El agua se terminó cuando faltaba un cuarto de desierto por recorrer, según Omega. A esa distancia el líquido vital era casi imposible de conseguir. Incluso con magia al jinete le tomó una noche sacarla del profundo agujero que cavó Wendine, quien se tomó la mitad del agua. Después de abrevar a los caballos apenas quedó suficiente para mitigar su sed, el sabor era terroso y estaba tibia, pero evitó que su lengua se pegara, viscosa, y sus labios se partieran.
El paraje era desolado, largos mares de arena que se extendían en todas direcciones, si girabas sobre tu lugar, mirando al horizonte, lo único que veías eran kilómetros y kilómetros de arena brillando al sol. Sobre la superficie el aire se movía intentando escapar del calor del suelo, podías verlo distorsionando la realidad, como agua agitada.
Omega decía que se guiaba por las estrellas, pero Kaala no podía erlas de día y a veces tenía la sensación de estar caminando sobre el mismo sitio, como si sus pasos solo sirvieran para evitar que el desierto se la tragara entera.
Llevaba su cabello dorado pegado al craneo por el sudor, habría querido arrancarse todas las ropas, pero sospechaba que entonces el sol quemaría su piel y terminaría convirtiéndose ella misma en arena... tal vez así se habían creado los desiertos, vestigios de pobres inocentes que habian sucumbido ante la gran astro rey. La diosa sol.
El anochecer era solo un alivio momentáneo, en ese lugar inhóspito al ocultarse el sol la luna traía un nuevo reinado de terror, aquello que se había calentado a la luz se enfriaba en la oscuridad. Tal vez si eso no sucediera, el desierto desde hace muchas eras sería un mar de lava. Pero no, el frío mordía tus huesos despiadadamente y le daba a la arena la imagen y tacto de nieve seca.
Cuando el frío era mayor, cuando se permitían dormir, las heladas bien podrían haberlos matado, dormirlos hasta que el día llegara con sus rayos despiadados y cociera sus cuerpos. Sin embargo la gran dragona estaba siempre caliente, los dejaba acurrucarse junto a ella y los cubría con la membrana de sus alas, como una tibia tienda esmeralda.
Incluso Rayo de sol se había acostumbrado ya al gigantesco reptil y se tumbaba en la arena bajo su ala protectora.El caballo trotaba desganado, hacía tiempo que Kaala no lo montaba para evitar forzarlo, iban a pie con las monturas de las riendas y Wendine sobrevolando los cielos. Kaala deseó poder ir con ella, las nubes estaban hechas de agua, eso siempre le habían dicho. Pero no había nubes, no ahí, no en el desierto donde nunca llovía.
Cuando Kaala sentía que no podría más, cuando incluso Omega arrastraba los pies al andar y los caballos llevaban el morro casi pegado al suelo, se divisó una ciudad.
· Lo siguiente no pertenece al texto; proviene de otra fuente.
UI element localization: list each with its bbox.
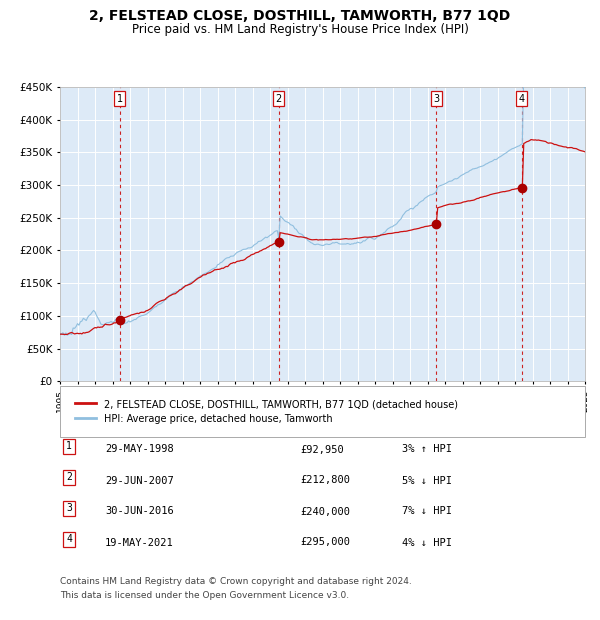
Text: 3% ↑ HPI: 3% ↑ HPI — [402, 445, 452, 454]
Text: 29-JUN-2007: 29-JUN-2007 — [105, 476, 174, 485]
Text: 2, FELSTEAD CLOSE, DOSTHILL, TAMWORTH, B77 1QD: 2, FELSTEAD CLOSE, DOSTHILL, TAMWORTH, B… — [89, 9, 511, 24]
Text: 3: 3 — [66, 503, 72, 513]
Text: 4: 4 — [518, 94, 525, 104]
Text: 1: 1 — [116, 94, 123, 104]
Text: 7% ↓ HPI: 7% ↓ HPI — [402, 507, 452, 516]
Text: 3: 3 — [433, 94, 439, 104]
Text: 5% ↓ HPI: 5% ↓ HPI — [402, 476, 452, 485]
Text: 30-JUN-2016: 30-JUN-2016 — [105, 507, 174, 516]
Text: 29-MAY-1998: 29-MAY-1998 — [105, 445, 174, 454]
Text: £240,000: £240,000 — [300, 507, 350, 516]
Text: 2: 2 — [66, 472, 72, 482]
Text: £212,800: £212,800 — [300, 476, 350, 485]
Text: 1: 1 — [66, 441, 72, 451]
Text: £295,000: £295,000 — [300, 538, 350, 547]
Text: Contains HM Land Registry data © Crown copyright and database right 2024.: Contains HM Land Registry data © Crown c… — [60, 577, 412, 586]
Text: This data is licensed under the Open Government Licence v3.0.: This data is licensed under the Open Gov… — [60, 591, 349, 600]
Text: 2: 2 — [275, 94, 281, 104]
Text: 4: 4 — [66, 534, 72, 544]
Text: 19-MAY-2021: 19-MAY-2021 — [105, 538, 174, 547]
Text: 4% ↓ HPI: 4% ↓ HPI — [402, 538, 452, 547]
Legend: 2, FELSTEAD CLOSE, DOSTHILL, TAMWORTH, B77 1QD (detached house), HPI: Average pr: 2, FELSTEAD CLOSE, DOSTHILL, TAMWORTH, B… — [70, 394, 463, 429]
Text: £92,950: £92,950 — [300, 445, 344, 454]
FancyBboxPatch shape — [60, 386, 585, 437]
Text: Price paid vs. HM Land Registry's House Price Index (HPI): Price paid vs. HM Land Registry's House … — [131, 23, 469, 36]
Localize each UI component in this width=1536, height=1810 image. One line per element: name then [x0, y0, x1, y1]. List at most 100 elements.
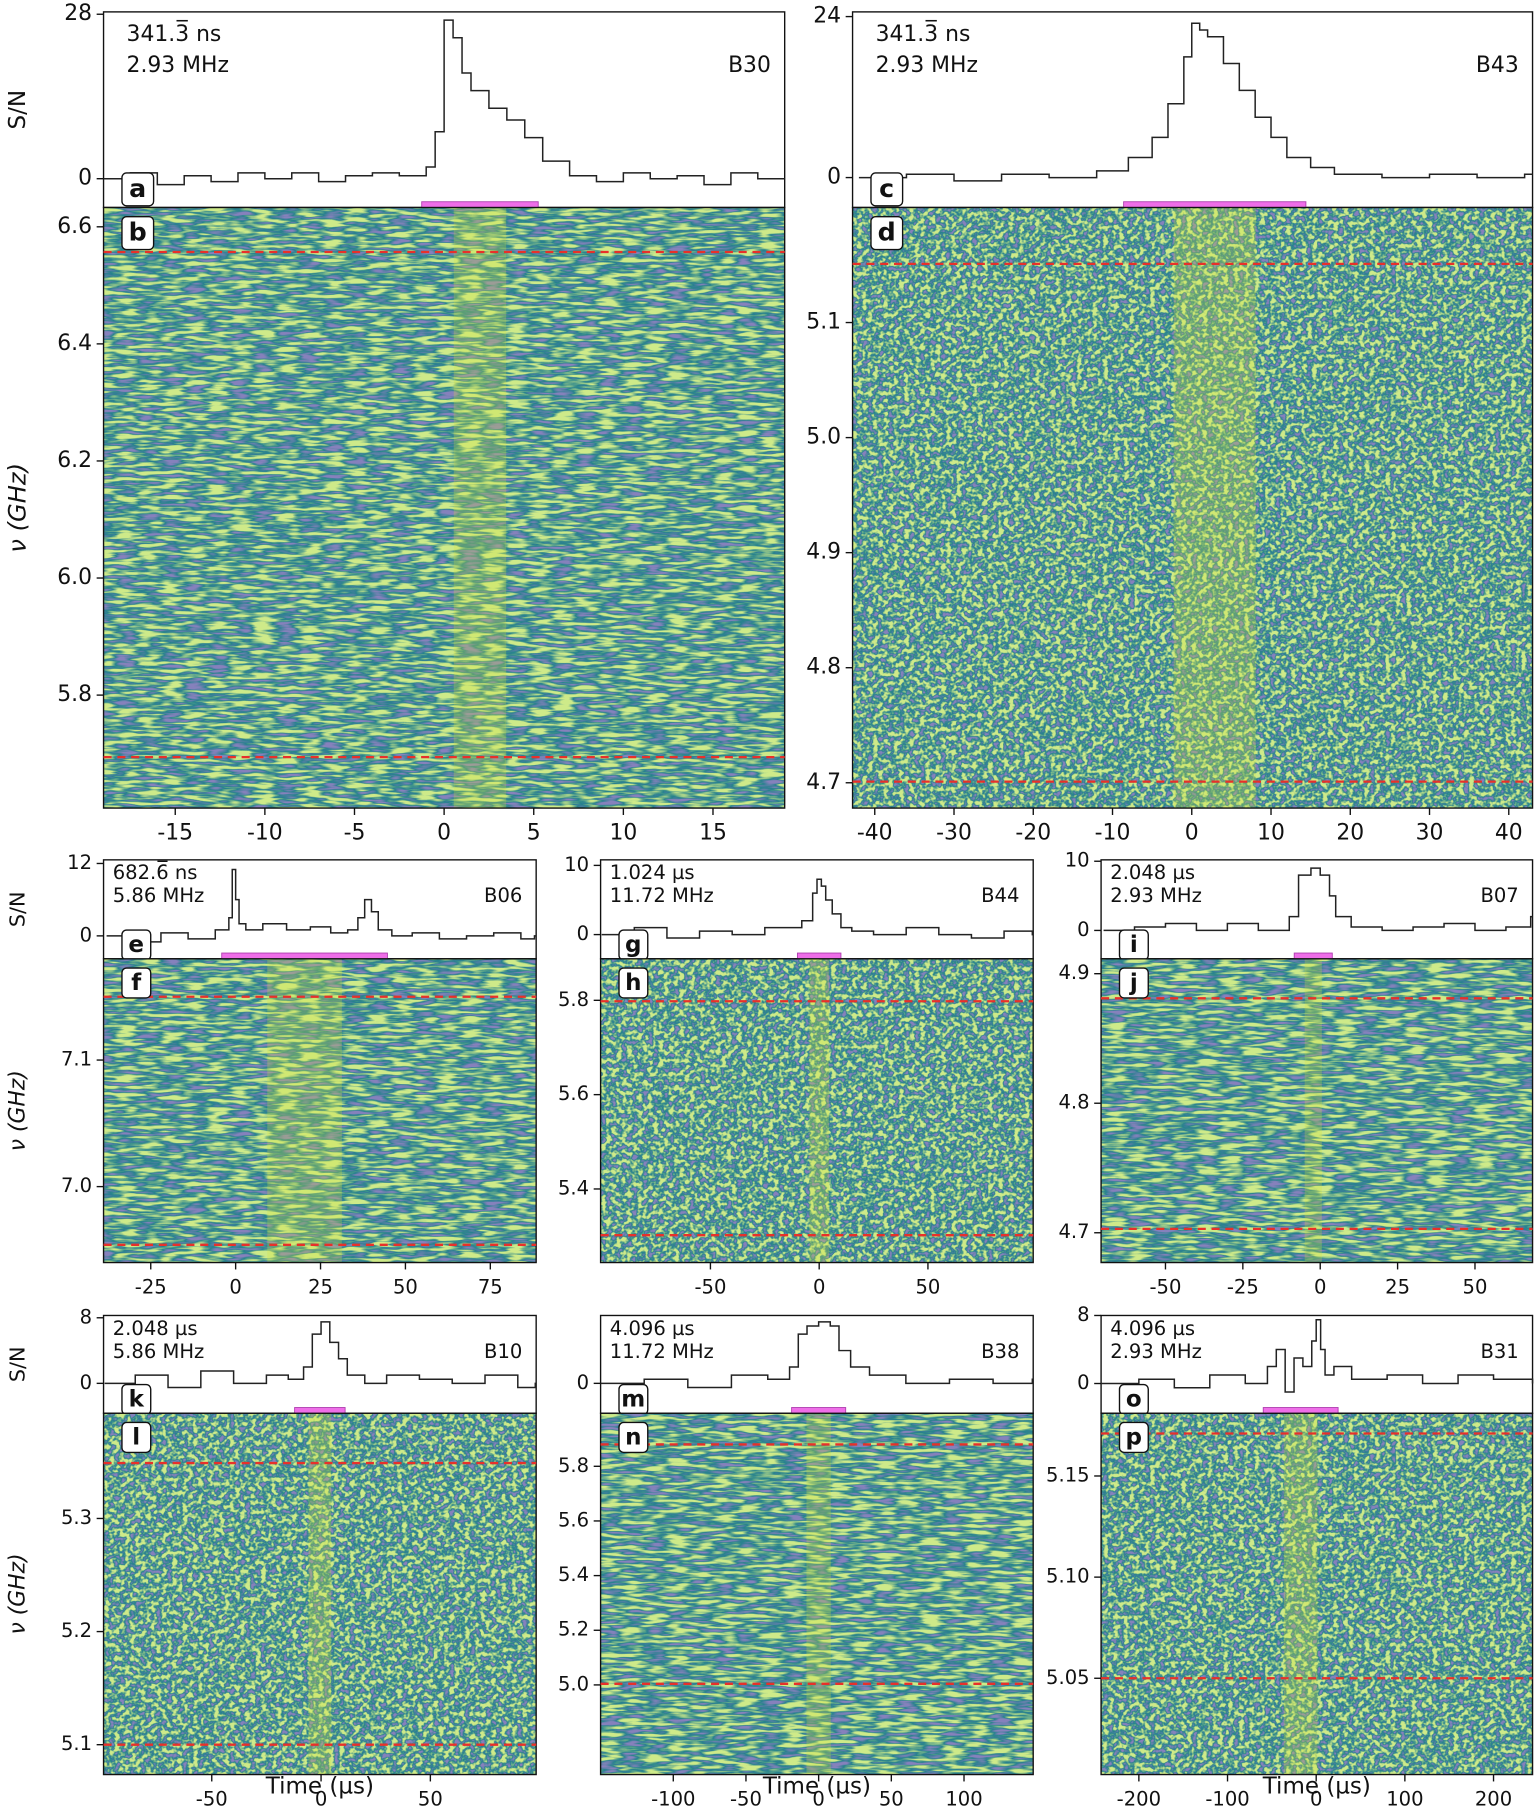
- panel-label-text: e: [128, 932, 144, 958]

Al principio pensó que sería solamente una ilusión del calor y la tierra, bien podían ser rocas rojas del desierto por la forma que tenían. Pero mientras se acercaban aparecieron arbustos, un esqueleto de algún equino y cactáceas, la arena era más sólida y había piedras pequeñas en vez de sólo polvillo arenoso.Cuando se definieron los altos edificios de piedra roja Kaala logró diferenciar carpas, telas de colores que colgaban de los techos, figuras que se movían por el suelo, cientos de ellas. Había casas, pequeñas construcciones redondeadas por el viento, con grandes ventanas de madera sólida y techos gruesos de paja.
No pasó mucho antes de que llegara a ellos una comitiva de hombres delgados y bronceados, con altos turbantes de vivos colores que dejaban caer una fina tela de seda que los cubría del sol ardiente. Iban montados en enormes camellos y dromedarios con sillas blancas y riendas gruesas tejidas de hilo rojo. Kaala notó que llevaban sus armas, espadas curvas, envainadas y no se molestaron en sacarlas.
—Bienvenido sea, jinete de dragón —Dijo el más anciano, con una barba china y mal cuidada, ya invadida por las canas. —Nos honra con su visita, ¿A qué le debemos el honor?